10. The genetic construct of claim 9, wherein said reporter molecule activity can be detected by colorimetry, radioactivity, fluorescence or chemiluminiscence.

11. The genetic construct of claim 8, wherein said reporter molecule is selected from the group consisting of luciferase, beta-galactosidase, chloramphenicol acetyltransferase, alkaline phosphatase and green fluorescent protein.

12. A method for testing compounds for modulation of heme and/or P 450 cytochromes synthesis comprising contacting suitable cells comprising a genetic construct according to claim 8 with a test compound and detecting enhanced or repressed expression and/or transcription of the nucleic acid sequence encoding the reporter gene.

13. The method of claim 12, wherein said compound is a candidate drug for therapeutical use or a drug.

14. The method of claim 12, wherein enhanced expression of the nucleic acid sequence encoding the reporter gene is detected by a colorimetry, fluorescence, radioactivity or chemiluminiscence.

15. The method claim 12, wherein enhanced transcription of the nucleic acid encoding the reporter gene is detected by quantitative PCR.

16. The method of claim 12, wherein said cells are Leghorn Male Hepatoma (LMH) cells, other hepatoma cells, monkey kidney cells (CV-1, COS-1) or human kidney cells.

17. (canceled)

18. (canceled)

19. An isolated nucleic acid sequence comprising at least a DR-4 nuclear receptor binding site, wherein said nucleic acid sequence functions as transcriptional enhancer upon addition of a compound that induces a 5-aminolevulinic acid synthase gene.

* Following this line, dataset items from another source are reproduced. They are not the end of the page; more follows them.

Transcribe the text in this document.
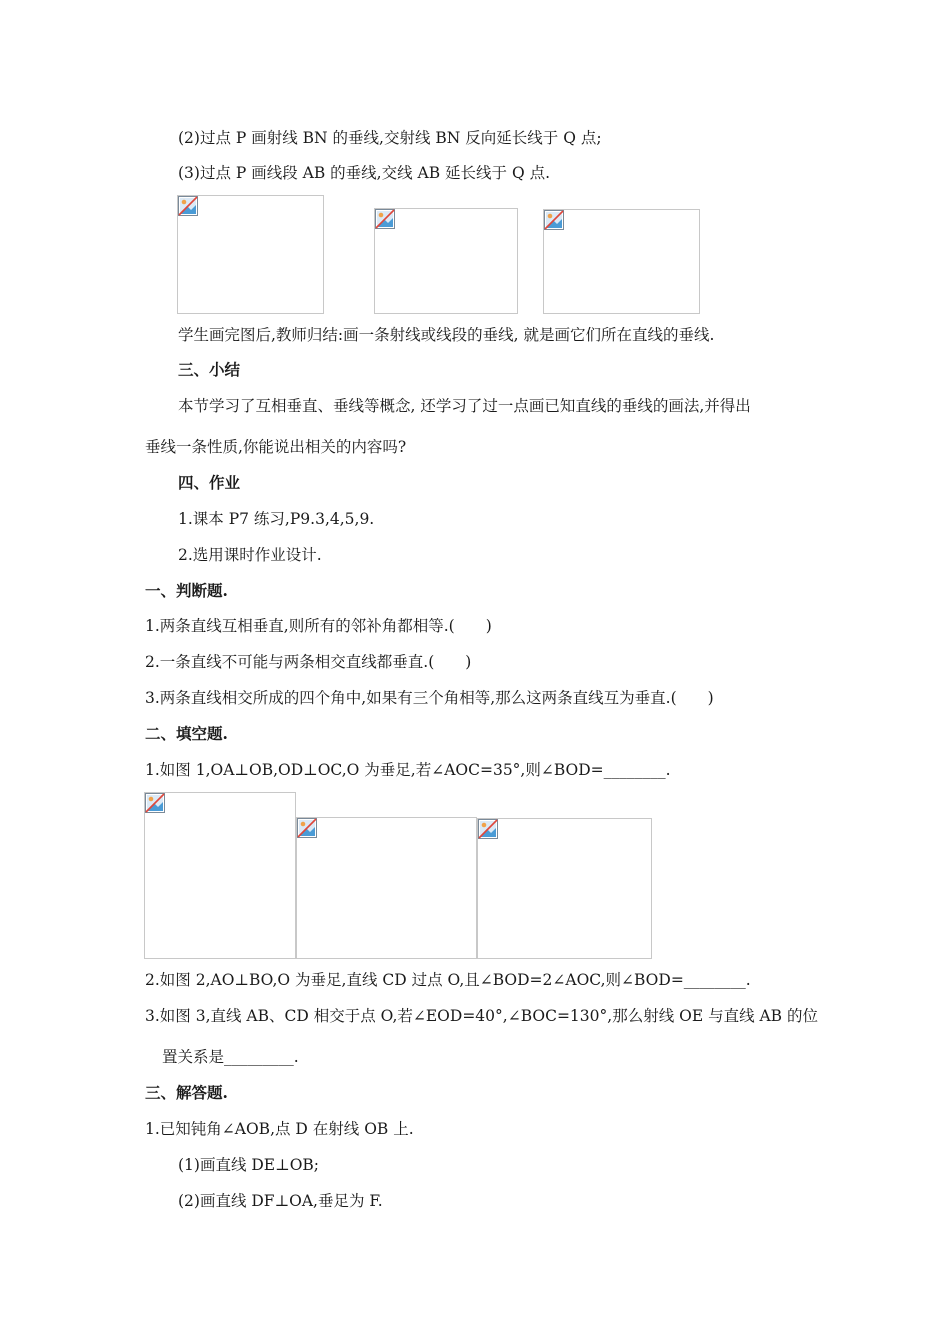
(2)过点 P 画射线 BN 的垂线,交射线 BN 反向延长线于 Q 点;
(3)过点 P 画线段 AB 的垂线,交线 AB 延长线于 Q 点.
学生画完图后,教师归结:画一条射线或线段的垂线, 就是画它们所在直线的垂线.
三、小结
本节学习了互相垂直、垂线等概念, 还学习了过一点画已知直线的垂线的画法,并得出
垂线一条性质,你能说出相关的内容吗?
四、作业
1.课本 P7 练习,P9.3,4,5,9.
2.选用课时作业设计.
一、判断题.
1.两条直线互相垂直,则所有的邻补角都相等.(　　)
2.一条直线不可能与两条相交直线都垂直.(　　)
3.两条直线相交所成的四个角中,如果有三个角相等,那么这两条直线互为垂直.(　　)
二、填空题.
1.如图 1,OA⊥OB,OD⊥OC,O 为垂足,若∠AOC=35°,则∠BOD=________.
2.如图 2,AO⊥BO,O 为垂足,直线 CD 过点 O,且∠BOD=2∠AOC,则∠BOD=________.
3.如图 3,直线 AB、CD 相交于点 O,若∠EOD=40°,∠BOC=130°,那么射线 OE 与直线 AB 的位
置关系是_________.
三、解答题.
1.已知钝角∠AOB,点 D 在射线 OB 上.
(1)画直线 DE⊥OB;
(2)画直线 DF⊥OA,垂足为 F.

20. A method for testing at least one testing compound as a modulator of heme and/or P450 cytochromes synthesis comprising:

providing an expression system comprising the isolated nucleic acid sequence of claim 19,

adding said at least one testing compound, and

ascertaining modulation of expression levels in said expression system, wherein said modulation is mediated by said nucleic acid sequence.

21. The method of claim 20, wherein said isolated nucleic acid sequence is Seq. Id. No. 8, Seq. Id. No. 9, Seq. Id. No. 10 or Seq. Id. No. 39.

22. The method of claim 20, wherein said isolated nucleic acid is operably linked to a nucleic acid encoding a reporter molecule.